It was 11 years ago tomorrow that my mother went into the hospital for the last time. She had not been feeling well, and when my wife and I went over to visit, she told us that she couldn’t get out of bed. We called 911. My mother initially refused to go to the hospital, but the paramedics got her to agree to go if her family doctor agreed that she should. They called him, he said yes, and they took her to the hospital.
It turned out she had a respiratory infection. She had developed pneumonia, and it was hitting her 88-year-old body very hard. They gave her supplemental oxygen right away, and eventually they put her on BIPAP, which is a kind of external respirator mask with air pumps that help people breath. That seemed to stabilizer her for a while, but she had developed other problems, and her condition began to decline. She passed away a few days later.
I dealt with the grief the way everyone does, but from time to time, a certain nagging thought went through my brain…
At her age, my mother had a lot of trouble walking. So my wife and I would run errands and help take care of some things for her, and she had other people who would do grocery shopping and help with the housework. With all of us coming in to help, she almost never left the house.

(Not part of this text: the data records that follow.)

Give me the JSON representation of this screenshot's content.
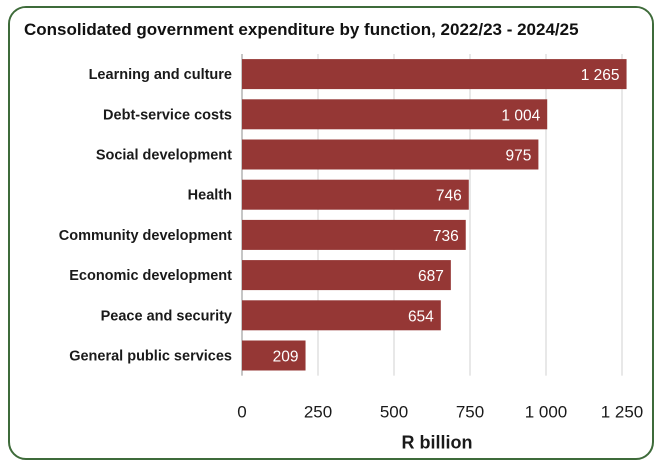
{
  "chart_data": {
    "type": "bar",
    "orientation": "horizontal",
    "title": "Consolidated government expenditure by function, 2022/23 - 2024/25",
    "xlabel": "R billion",
    "ylabel": "",
    "xlim": [
      0,
      1250
    ],
    "ticks": [
      0,
      250,
      500,
      750,
      1000,
      1250
    ],
    "tick_labels": [
      "0",
      "250",
      "500",
      "750",
      "1 000",
      "1 250"
    ],
    "grid": true,
    "bar_color": "#953735",
    "categories": [
      "Learning and culture",
      "Debt-service costs",
      "Social development",
      "Health",
      "Community development",
      "Economic development",
      "Peace and security",
      "General public services"
    ],
    "values": [
      1265,
      1004,
      975,
      746,
      736,
      687,
      654,
      209
    ],
    "value_labels": [
      "1 265",
      "1 004",
      "975",
      "746",
      "736",
      "687",
      "654",
      "209"
    ]
  }
}
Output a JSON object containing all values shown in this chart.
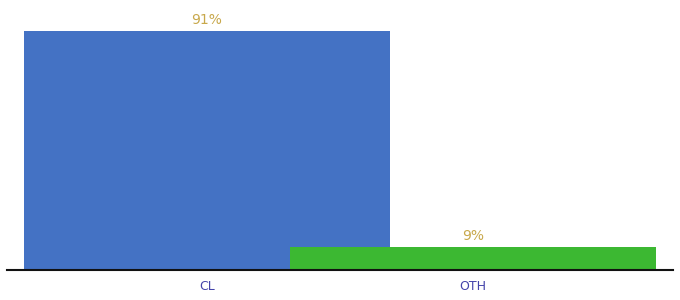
{
  "categories": [
    "CL",
    "OTH"
  ],
  "values": [
    91,
    9
  ],
  "bar_colors": [
    "#4472c4",
    "#3cb832"
  ],
  "label_color": "#c8a84b",
  "ylim": [
    0,
    100
  ],
  "background_color": "#ffffff",
  "label_fontsize": 10,
  "tick_fontsize": 9,
  "bar_width": 0.55,
  "x_positions": [
    0.3,
    0.7
  ]
}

So how did she catch a respiratory infection? Those tiny little microbes and viral particles can’t travel very far by themselves. Whatever it was that she caught didn’t just drift by her building and blow in the window for her to inhale. As we all know by now from listening to the news about Covid-19, respiratory infections are transferred by contact, or at least close proximity, with another person who is already infected.

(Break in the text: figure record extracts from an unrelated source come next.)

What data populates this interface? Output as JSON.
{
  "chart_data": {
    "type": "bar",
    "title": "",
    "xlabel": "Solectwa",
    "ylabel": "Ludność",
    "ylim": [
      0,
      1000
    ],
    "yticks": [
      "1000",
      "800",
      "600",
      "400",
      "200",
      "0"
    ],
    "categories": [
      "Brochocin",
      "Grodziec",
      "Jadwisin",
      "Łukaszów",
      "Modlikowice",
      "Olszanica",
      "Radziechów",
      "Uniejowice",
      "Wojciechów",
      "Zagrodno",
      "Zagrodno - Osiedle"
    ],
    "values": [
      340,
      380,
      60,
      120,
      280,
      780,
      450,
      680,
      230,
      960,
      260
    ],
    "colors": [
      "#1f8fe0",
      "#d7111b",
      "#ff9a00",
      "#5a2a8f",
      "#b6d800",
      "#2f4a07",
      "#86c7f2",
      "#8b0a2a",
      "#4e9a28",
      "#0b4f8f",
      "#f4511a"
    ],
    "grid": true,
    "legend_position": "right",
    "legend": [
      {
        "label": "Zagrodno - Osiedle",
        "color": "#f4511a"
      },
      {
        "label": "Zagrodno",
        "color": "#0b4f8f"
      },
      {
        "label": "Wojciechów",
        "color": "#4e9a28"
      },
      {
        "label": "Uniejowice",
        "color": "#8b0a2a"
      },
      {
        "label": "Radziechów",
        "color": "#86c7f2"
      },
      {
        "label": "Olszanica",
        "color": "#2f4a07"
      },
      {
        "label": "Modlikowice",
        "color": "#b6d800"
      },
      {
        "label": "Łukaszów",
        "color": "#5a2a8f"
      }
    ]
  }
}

In other words, my mother didn’t just catch the disease that killed her. One of us gave it to her.
It would be an overstatement to say I’m haunted by this, but I do think about it now and again. I tell myself it probably wasn’t me. My wife and I had been careful not to visit my parents when either of us had a cold. But even if she caught the bug from one of us, I realized that nobody actually did hospital-grade infection control for ordinary visits with elderly people. So even if I accidentally did give my mother the disease that killed her, it’s not like I was being reckless. I was doing normal things that normal people did in normal times. Unless we wanted to permanently isolate our elderly friends and relatives from all human contact, or wear masks and gloves every time we visited, these things were just going to happen sometimes. Life is filled with risks, and many of them are worth taking.
But these are not normal times, and we are facing more than normal levels of risk. You don’t want to end up knowing you gave someone a fatal infection. So please be careful out there.